WASHINGTON—Representative Eliot L. Engel, Ranking Member on the House Committee on Foreign Affairs, today delivered the following remarks in the United States House of Representatives in support of his bill, the U.S.-Caribbean Strategic Engagement Act of 2016 (H.R.4939):

“Mr. Speaker, I rise in support of this bill, which I was proud to introduce, and I yield myself as much time as I may consume.

“I want to thank our Chairman, Ed Royce, for bringing forward my legislation to ramp up our country’s engagement with our Caribbean neighbors.  I also want to thank our former Chair, Ileana-Ros Lehtinen, who joined me in offering this bill and who knows better than anyone the strategic importance of the Caribbean region.

“We spend a great deal of time focusing on challenges and opportunities in faraway places.  But it’s important that we never lose sight of our interests closer to home.  Indeed, we should be working to strengthen our ties with countries in the Caribbean.

“That’s the aim of this bill, which would prioritize U.S.-Caribbean relations for years to come.  This bill would require the Secretary of State, along with the USAID Administrator, to devise a multi-year strategy for Caribbean engagement. 

“We want to see how our diplomatic and development efforts are focused on the Caribbean, with particular attention to energy security, the rule of law, efforts to combat drug trafficking, and ways to enhance economic cooperation.

“We also want to increase our engagement when it comes to regional issues by improving our diplomatic efforts with respect to key votes at the United Nations and at the Organization of American States.

“In my view, the best way to put together a new strategy toward the Caribbean is to tap into the large and vibrant Caribbean-American community here in the United States.  I did that for the four years that I was Chairman of the Western Hemisphere Subcommittee of the Foreign Affairs Committee.  So this bill underscores the importance of consulting with the Caribbean diaspora community, promoting their involvement in economic development, and civilian security in the Caribbean.

“And finally, H.R. 4939 commissions two reports from the Government Accountability Office, the GAO: one which evaluates the Caribbean Basin Security Initiative and another which assesses U.S. diplomatic engagement in the Eastern Caribbean.

“I have long believed that we do a real disservice to our country by having no physical diplomatic presence in five of the countries in the Eastern Caribbean: Antigua and Barbuda, Dominica, St.
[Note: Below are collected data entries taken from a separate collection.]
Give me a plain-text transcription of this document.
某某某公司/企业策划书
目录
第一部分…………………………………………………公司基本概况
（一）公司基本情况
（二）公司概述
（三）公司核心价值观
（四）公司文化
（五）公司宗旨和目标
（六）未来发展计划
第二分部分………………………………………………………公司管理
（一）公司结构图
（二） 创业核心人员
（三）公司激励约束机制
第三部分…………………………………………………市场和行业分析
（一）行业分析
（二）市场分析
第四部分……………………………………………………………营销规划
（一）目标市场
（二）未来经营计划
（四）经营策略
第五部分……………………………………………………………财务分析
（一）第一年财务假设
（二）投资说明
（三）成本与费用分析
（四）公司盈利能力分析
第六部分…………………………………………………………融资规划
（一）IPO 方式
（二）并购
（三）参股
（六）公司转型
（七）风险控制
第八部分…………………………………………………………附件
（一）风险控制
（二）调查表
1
Kitts and Nevis, St. Lucia, and St. Vincent and the Grenadines. I have long said it makes no sense for us to continue to conduct diplomacy on these islands from our embassy in Barbados. They say you can’t conduct diplomacy from a bunker.  It’s also true that you cannot conduct diplomacy from hundreds of miles away.  And I hope to work with the State Department to ensure that we establish a diplomatic presence in the Eastern Caribbean as soon as possible.  China has it, Venezuela has it, others have it.  We should have it.

“It’s especially appropriate that we’re considering this bill in June, which is National Caribbean-American Heritage month.  As the President said in his proclamation, ‘The bonds between the United States and the Caribbean remain strong.  Both rooted in similar legacies—of trial and triumph, oppression and liberation—our narratives have advanced on a similar path of progress, driven forward by our shared dedication to fostering opportunity and forging a brighter future.’

“I couldn’t agree more.  So I urge my colleagues to support this measure, and I reserve the balance of my time.”